印刷では出力時に品質を左右するスクリーン線数があります。

印刷会社で使用されるスクリーン線数という単位 (LPI) は、出力装置がフィルムやプレートに画像などを露光(網点を発生さす)したときにできる網点の列の数のことです。一般的には1インチ(約2.5センチ)あたりのこの線(列)の数が多いほど、網点の密度が高くなり(数が多くなり)画像はなめらかに表現されます。印刷する用紙にはそれぞれ、色が付きにくい、インクがしみ込みやすいなどの特徴もあるため、最終印刷物が最適な仕上がりになるように、紙の種類に合った線数で出力してしています。

出力線数が少なくなるにつれて、網点が大きく、密度が少なくなります。

175線出力

175線出力

カタログ・パンフレット・雑誌など、印刷用紙の表面がツルツルした 通常のカラー印刷物は、この線数での出力が一般的です

133線出力

133線・85線出力

広報誌・機関誌・新聞広告など、表面のややザラついた比較的インキを吸いやすい用紙では、あまり網点密度が高いと画像が潰れてしまうなどの問題があるため、線数をあらくして出力します。

30線出力

30線出力

通常の出力ではありませんが、あえて網点の荒さを表現したいなど、特殊な効果を表現することもできます。

※おことわり※
上の写真はおおよそです。モニタでわかりやすいように掲載したもので、正確な線数のものではありません。

画像解像度(ppi)はスクリーン線数とともに、印刷物のできばえに大きく左右します。
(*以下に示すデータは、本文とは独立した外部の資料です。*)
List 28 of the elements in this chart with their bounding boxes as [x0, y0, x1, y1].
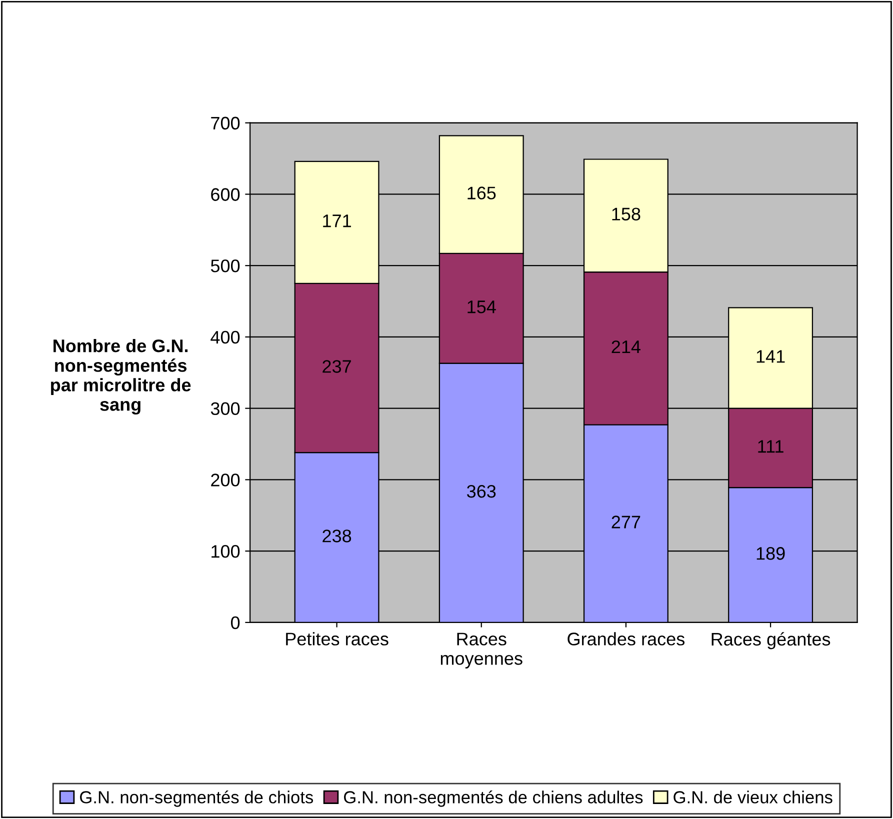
x-tick-label: Races géantes: [712, 632, 830, 650]
data-label: 237: [322, 360, 351, 373]
y-tick-label: 100: [212, 545, 240, 558]
data-label: 111: [758, 440, 784, 453]
y-tick-label: 400: [210, 330, 240, 344]
data-label: 171: [323, 214, 351, 228]
x-tick-label: Grandes races: [568, 632, 685, 646]
legend-label: G.N. non-segmentés de chiots: [80, 790, 314, 807]
legend-label: G.N. de vieux chiens: [674, 790, 832, 804]
y-tick-label: 500: [210, 260, 240, 272]
y-axis-title: Nombre de G.N. non-segmentés par microlitre de sang: [51, 338, 191, 414]
legend-label: G.N. non-segmentés de chiens adultes: [344, 790, 643, 807]
data-label: 141: [756, 350, 785, 363]
y-tick-label: 300: [210, 402, 240, 416]
data-label: 277: [612, 516, 640, 528]
y-tick-label: 600: [211, 188, 240, 201]
data-label: 158: [612, 208, 640, 220]
data-label: 363: [466, 484, 496, 498]
y-tick-label: 700: [211, 116, 240, 130]
y-tick-label: 0: [230, 616, 240, 630]
data-label: 154: [468, 300, 496, 314]
data-label: 189: [756, 547, 785, 560]
x-tick-label: Petites races: [286, 632, 388, 646]
data-label: 165: [468, 186, 496, 200]
data-label: 238: [322, 530, 352, 542]
data-label: 214: [612, 340, 640, 354]
x-tick-label: Races moyennes: [440, 632, 522, 668]
y-tick-label: 200: [211, 474, 240, 486]
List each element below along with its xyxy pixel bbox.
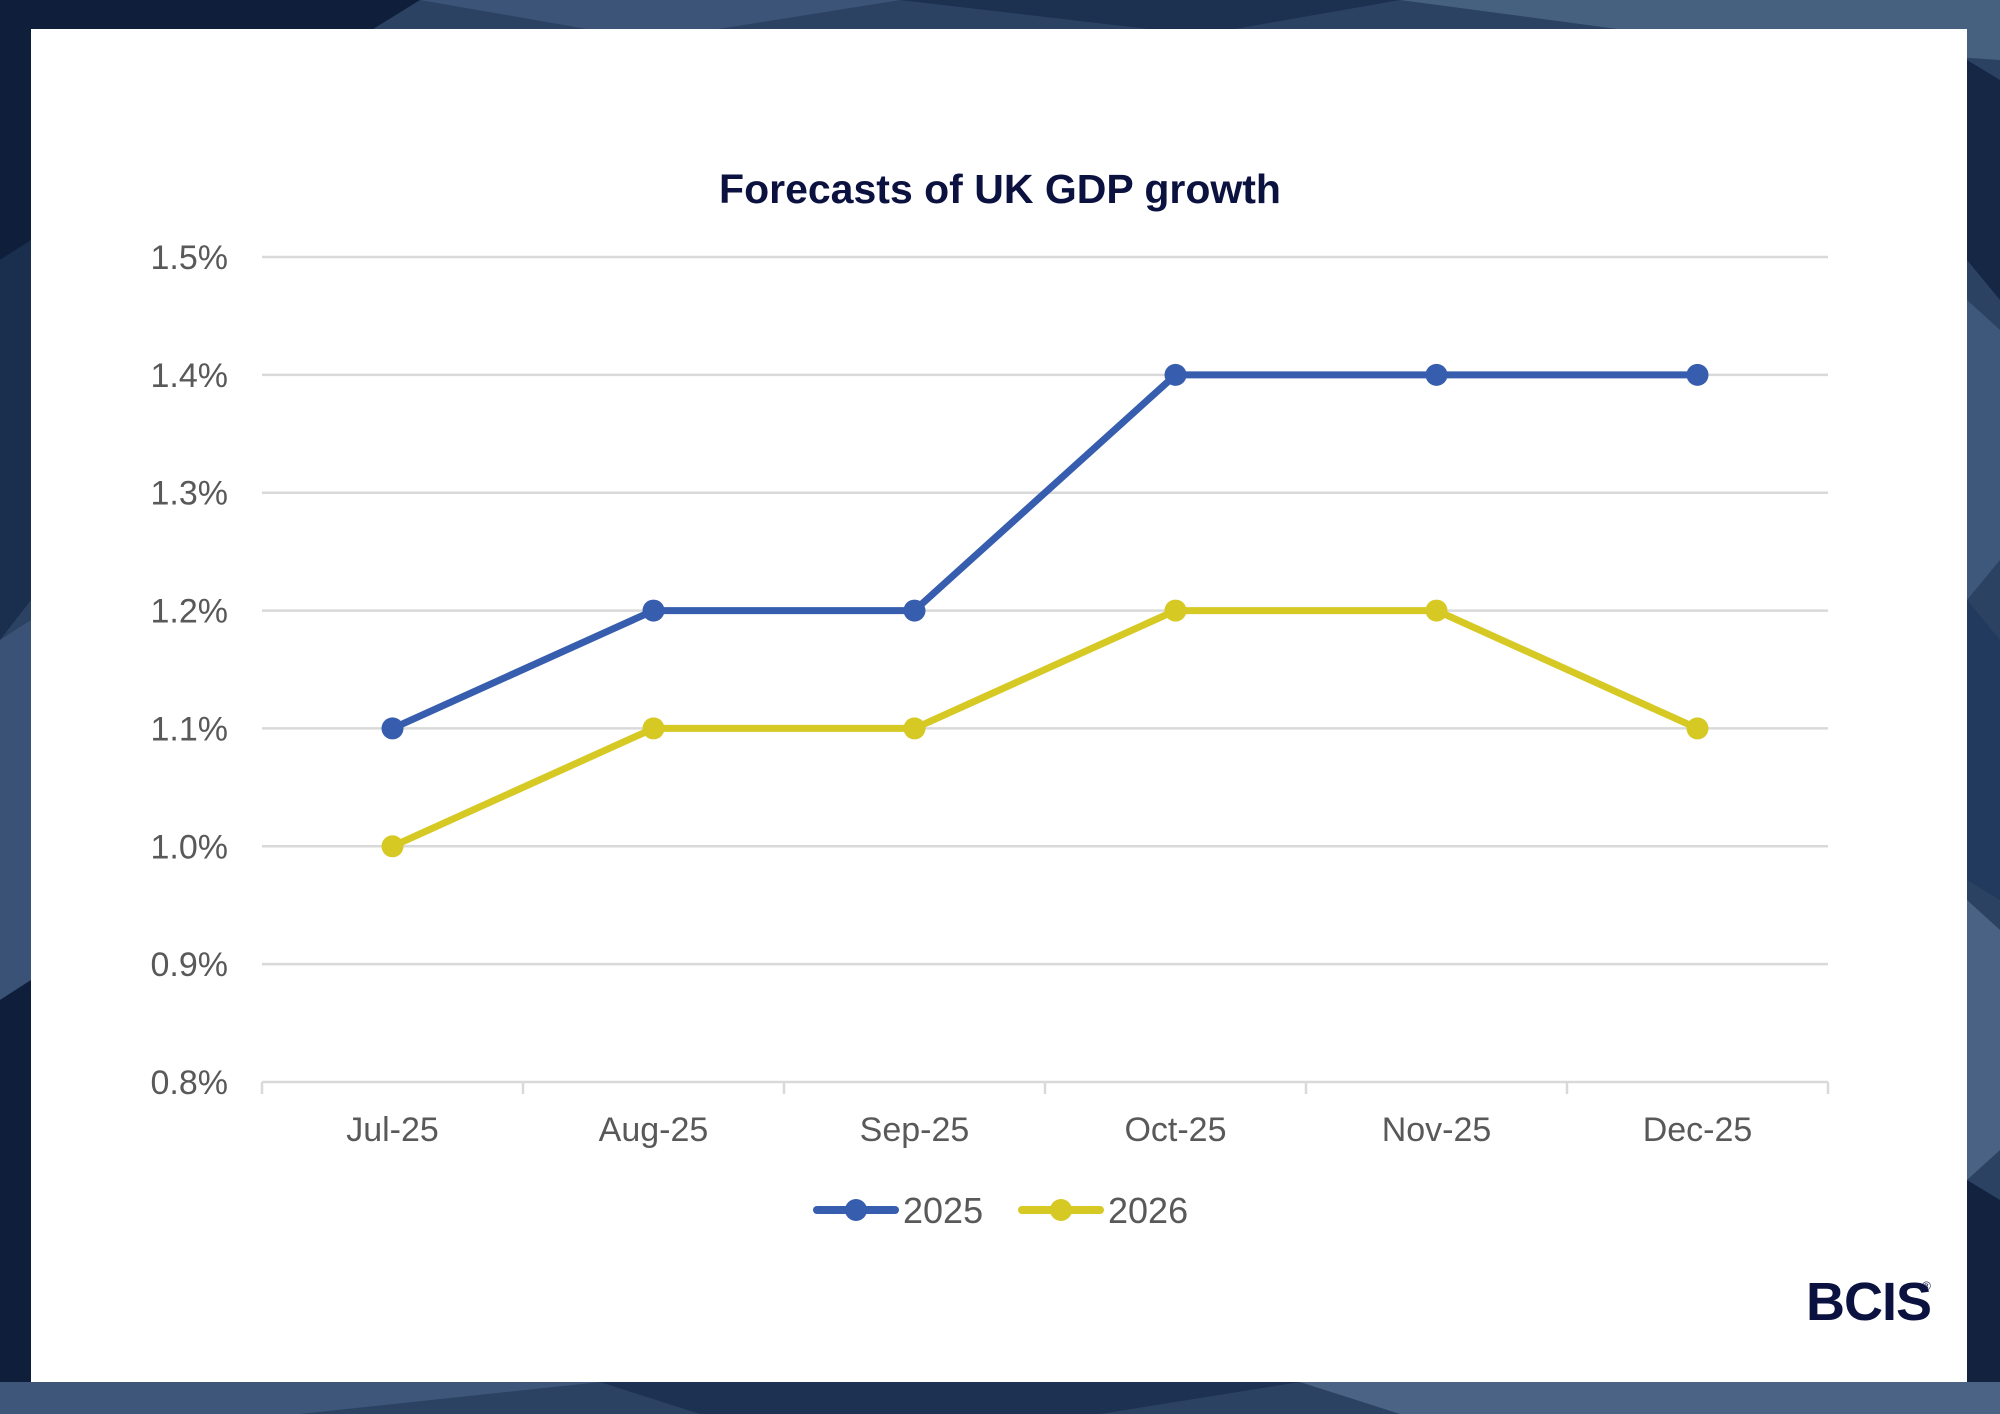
y-tick-label: 1.3% [151, 475, 229, 513]
x-tick-label: Sep-25 [860, 1111, 970, 1149]
data-point-2026-Oct-25 [1164, 599, 1187, 622]
y-tick-label: 0.9% [151, 946, 229, 984]
series-2026 [381, 599, 1709, 858]
y-tick-label: 1.4% [151, 357, 229, 395]
data-point-2025-Oct-25 [1164, 363, 1187, 386]
legend-label-2026: 2026 [1108, 1190, 1188, 1231]
legend: 2025 2026 [813, 1190, 1188, 1231]
data-point-2026-Jul-25 [381, 835, 404, 858]
chart-title: Forecasts of UK GDP growth [719, 166, 1281, 212]
legend-label-2025: 2025 [903, 1190, 983, 1231]
data-point-2025-Sep-25 [903, 599, 926, 622]
series-line-2025 [389, 371, 1701, 732]
x-tick-label: Oct-25 [1124, 1111, 1226, 1149]
x-tick-label: Jul-25 [346, 1111, 439, 1149]
x-axis [260, 1080, 1830, 1094]
data-point-2026-Nov-25 [1425, 599, 1448, 622]
x-axis-tick-labels: Jul-25 Aug-25 Sep-25 Oct-25 Nov-25 Dec-25 [346, 1111, 1752, 1149]
y-axis-tick-labels: 0.8% 0.9% 1.0% 1.1% 1.2% 1.3% 1.4% 1.5% [151, 239, 229, 1102]
legend-swatch-marker-2025 [845, 1199, 867, 1221]
x-tick-label: Dec-25 [1643, 1111, 1753, 1149]
data-point-2025-Dec-25 [1686, 363, 1709, 386]
x-tick-label: Nov-25 [1382, 1111, 1492, 1149]
y-tick-label: 1.0% [151, 828, 229, 866]
legend-swatch-marker-2026 [1050, 1199, 1072, 1221]
y-tick-label: 1.2% [151, 593, 229, 631]
registered-mark: ® [1922, 1279, 1931, 1293]
data-point-2025-Nov-25 [1425, 363, 1448, 386]
gridlines [262, 255, 1828, 966]
data-point-2026-Sep-25 [903, 717, 926, 740]
y-tick-label: 0.8% [151, 1064, 229, 1102]
logo-text: BCIS [1806, 1272, 1931, 1332]
legend-item-2026[interactable]: 2026 [1018, 1190, 1188, 1231]
legend-item-2025[interactable]: 2025 [813, 1190, 983, 1231]
series-line-2026 [389, 607, 1701, 850]
series-group [381, 363, 1709, 858]
data-point-2026-Dec-25 [1686, 717, 1709, 740]
bcis-logo: BCIS ® [1806, 1272, 1932, 1332]
y-tick-label: 1.5% [151, 239, 229, 277]
y-tick-label: 1.1% [151, 710, 229, 748]
data-point-2025-Aug-25 [642, 599, 665, 622]
data-point-2025-Jul-25 [381, 717, 404, 740]
series-2025 [381, 363, 1709, 740]
x-tick-label: Aug-25 [599, 1111, 709, 1149]
data-point-2026-Aug-25 [642, 717, 665, 740]
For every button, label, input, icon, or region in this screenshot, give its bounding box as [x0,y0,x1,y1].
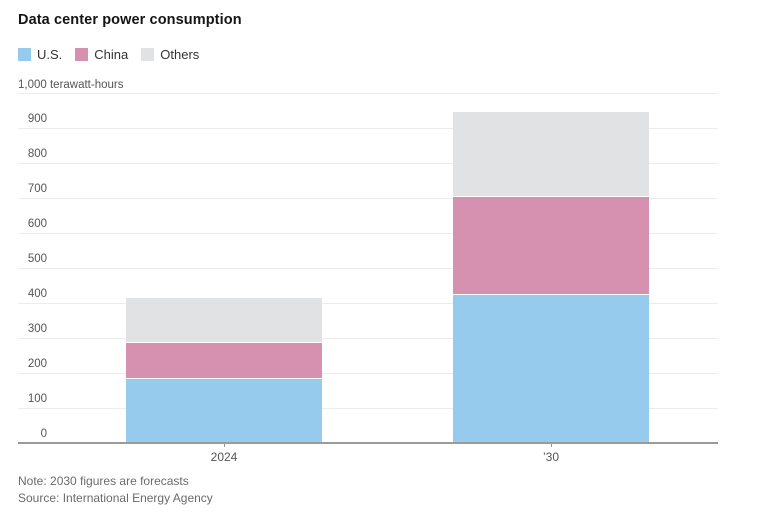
plot-area: 0 100 200 300 400 500 600 700 800 900 2024 ’30 [18,93,718,464]
legend: U.S. China Others [18,47,212,62]
y-tick-label-200: 200 [27,358,47,370]
y-tick-label-300: 300 [27,323,47,335]
y-tick-label-100: 100 [27,393,47,405]
bar-segment-2024-others [126,297,322,342]
y-tick-label-0: 0 [40,428,47,440]
legend-label-us: U.S. [37,47,63,62]
y-tick-label-900: 900 [27,113,47,125]
chart-note: Note: 2030 figures are forecasts [18,474,189,488]
gridline-500 [18,268,718,269]
gridline-900 [18,128,718,129]
us-swatch-icon [18,48,31,61]
bar-segment-30-china [453,196,649,295]
x-axis-baseline [18,442,718,444]
gridline-600 [18,233,718,234]
bar-segment-30-others [453,112,649,197]
gridline-700 [18,198,718,199]
legend-item-china: China [75,47,128,62]
x-tick-30 [550,443,552,447]
x-tick-2024 [223,443,225,447]
china-swatch-icon [75,48,89,61]
legend-label-others: Others [160,47,200,62]
y-tick-label-600: 600 [27,218,47,230]
gridline-400 [18,303,718,304]
legend-item-us: U.S. [18,47,62,62]
gridline-300 [18,338,718,339]
legend-label-china: China [94,47,129,62]
gridline-100 [18,408,718,409]
chart-source: Source: International Energy Agency [18,491,213,505]
y-tick-label-400: 400 [27,288,47,300]
gridline-1000 [18,93,718,94]
y-axis-unit-label: 1,000 terawatt-hours [18,79,124,91]
x-tick-label-30: ’30 [542,450,559,464]
bar-segment-2024-china [126,341,322,379]
y-tick-label-800: 800 [27,148,47,160]
gridline-800 [18,163,718,164]
y-tick-label-500: 500 [27,253,47,265]
bar-segment-2024-us [126,378,322,443]
y-tick-label-700: 700 [27,183,47,195]
chart-title: Data center power consumption [18,12,242,28]
bar-segment-30-us [453,294,649,443]
legend-item-others: Others [141,47,199,62]
others-swatch-icon [141,48,155,61]
x-tick-label-2024: 2024 [210,450,238,464]
gridline-200 [18,373,718,374]
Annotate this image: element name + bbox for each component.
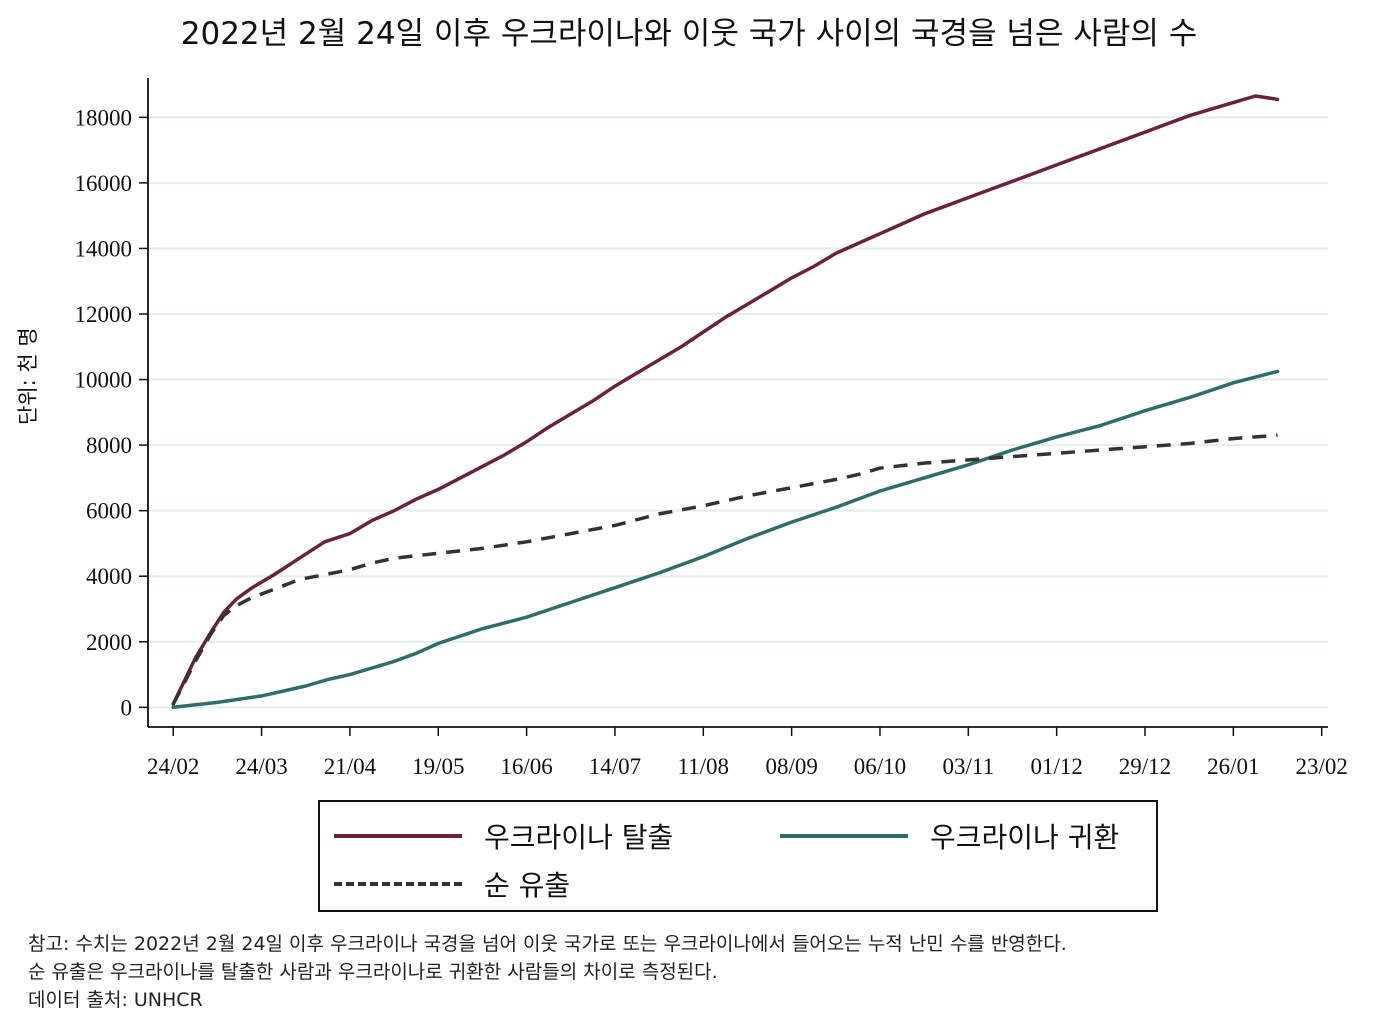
legend-swatch-exit <box>334 834 462 838</box>
legend-label-return: 우크라이나 귀환 <box>930 821 1120 854</box>
x-tick-label: 06/10 <box>854 754 906 779</box>
line-chart: 0 2000 4000 6000 8000 10000 12000 14000 16000 180… <box>75 78 1348 779</box>
note-line: 참고: 수치는 2022년 2월 24일 이후 우크라이나 국경을 넘어 이웃 … <box>28 933 1067 955</box>
y-tick-label: 14000 <box>75 236 133 261</box>
x-tick-label: 26/01 <box>1207 754 1259 779</box>
x-tick-label: 19/05 <box>412 754 464 779</box>
y-tick-label: 0 <box>121 695 133 720</box>
y-tick-label: 12000 <box>75 302 133 327</box>
y-tick-label: 10000 <box>75 368 133 393</box>
x-tick-label: 16/06 <box>500 754 552 779</box>
y-tick-label: 8000 <box>86 433 132 458</box>
y-tick-label: 6000 <box>86 499 132 524</box>
gridlines <box>148 116 1328 709</box>
y-tick-label: 4000 <box>86 564 132 589</box>
x-tick-label: 14/07 <box>589 754 641 779</box>
series-line-1 <box>171 369 1280 710</box>
legend-item-exit: 우크라이나 탈출 <box>334 816 673 856</box>
x-tick-label: 24/03 <box>235 754 287 779</box>
note-line: 데이터 출처: UNHCR <box>28 989 203 1011</box>
series-lines <box>171 94 1280 710</box>
legend: 우크라이나 탈출 우크라이나 귀환 순 유출 <box>318 800 1158 912</box>
series-line-2 <box>171 433 1278 705</box>
y-tick-label: 18000 <box>75 105 133 130</box>
note-line: 순 유출은 우크라이나를 탈출한 사람과 우크라이나로 귀환한 사람들의 차이로… <box>28 961 718 983</box>
x-tick-label: 24/02 <box>147 754 199 779</box>
x-tick-label: 21/04 <box>324 754 377 779</box>
legend-item-net: 순 유출 <box>334 864 570 904</box>
x-tick-label: 08/09 <box>765 754 817 779</box>
chart-title: 2022년 2월 24일 이후 우크라이나와 이웃 국가 사이의 국경을 넘은 … <box>180 16 1198 52</box>
x-tick-label: 29/12 <box>1119 754 1171 779</box>
legend-item-return: 우크라이나 귀환 <box>780 816 1119 856</box>
x-tick-label: 01/12 <box>1030 754 1082 779</box>
axes <box>147 78 1328 728</box>
legend-label-exit: 우크라이나 탈출 <box>484 821 674 854</box>
x-tick-label: 03/11 <box>943 754 995 779</box>
x-axis-ticks: 24/02 24/03 21/04 19/05 16/06 14/07 11/08 08/09… <box>147 727 1348 779</box>
y-axis-ticks: 0 2000 4000 6000 8000 10000 12000 14000 16000 180… <box>75 105 148 720</box>
y-tick-label: 2000 <box>86 630 132 655</box>
chart-notes: 참고: 수치는 2022년 2월 24일 이후 우크라이나 국경을 넘어 이웃 … <box>28 930 1067 1014</box>
legend-swatch-return <box>780 834 908 838</box>
x-tick-label: 11/08 <box>678 754 730 779</box>
legend-label-net: 순 유출 <box>484 869 571 902</box>
series-line-0 <box>171 94 1280 706</box>
legend-swatch-net <box>334 882 462 886</box>
x-tick-label: 23/02 <box>1295 754 1347 779</box>
y-tick-label: 16000 <box>75 171 133 196</box>
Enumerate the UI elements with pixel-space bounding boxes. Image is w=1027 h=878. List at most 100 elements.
写真を印刷する場合、使用するインキの色ごとに色の要素を分けてデータ化する必要があり、これを分解・スキャンニングと言います。このスキャンニング時の色の情報量を解像度といいppiで表します。画像の情報量 は出力線数と密接な関係があり、これが不足すると出力結果で画像がぼやけた感じになって、印刷物の善し悪しに大きく影響してきます。適切な品質の印刷物を得るためには、目的に応じて相応の情報量を画像に持たすことが必要です。一般的な目安として、出力線数の2倍の数値の情報量が必要です。

印刷物の種類 出力線数 画像の情報量(ppi)
ポスター・カタログ・パンフレット・カラーの雑誌など 175線 350ppi
広報誌・報告書・チラシなど 133線・150線 270ppi・300ppi
新聞広告・特殊紙印刷など 85線・100線 170ppi・200ppi

以上は一般的な例ですが、スキャンニング済みの画像データを印刷会社に入稿される場合には印刷目的に合った品質を得るために、この画像の解像度は大変重要です。ただ画像の情報量を多くすればするほど印刷品質が良くなるとはかぎりません。画像の情報量は多くなればなるほど重たくなり、データ作成や管理が大変になります。出力線数に必要な情報量以上の情報があっても出力装置が必要としないため、品質向上につながらないばかりか、余分な量のデータ処理のため出力に長い時間がかかります。また、イラストレーターなどのレイアウトソフトなどで画像を2倍に拡大すると情報量が二分の一に落ちてしまいますので、注意が必要です。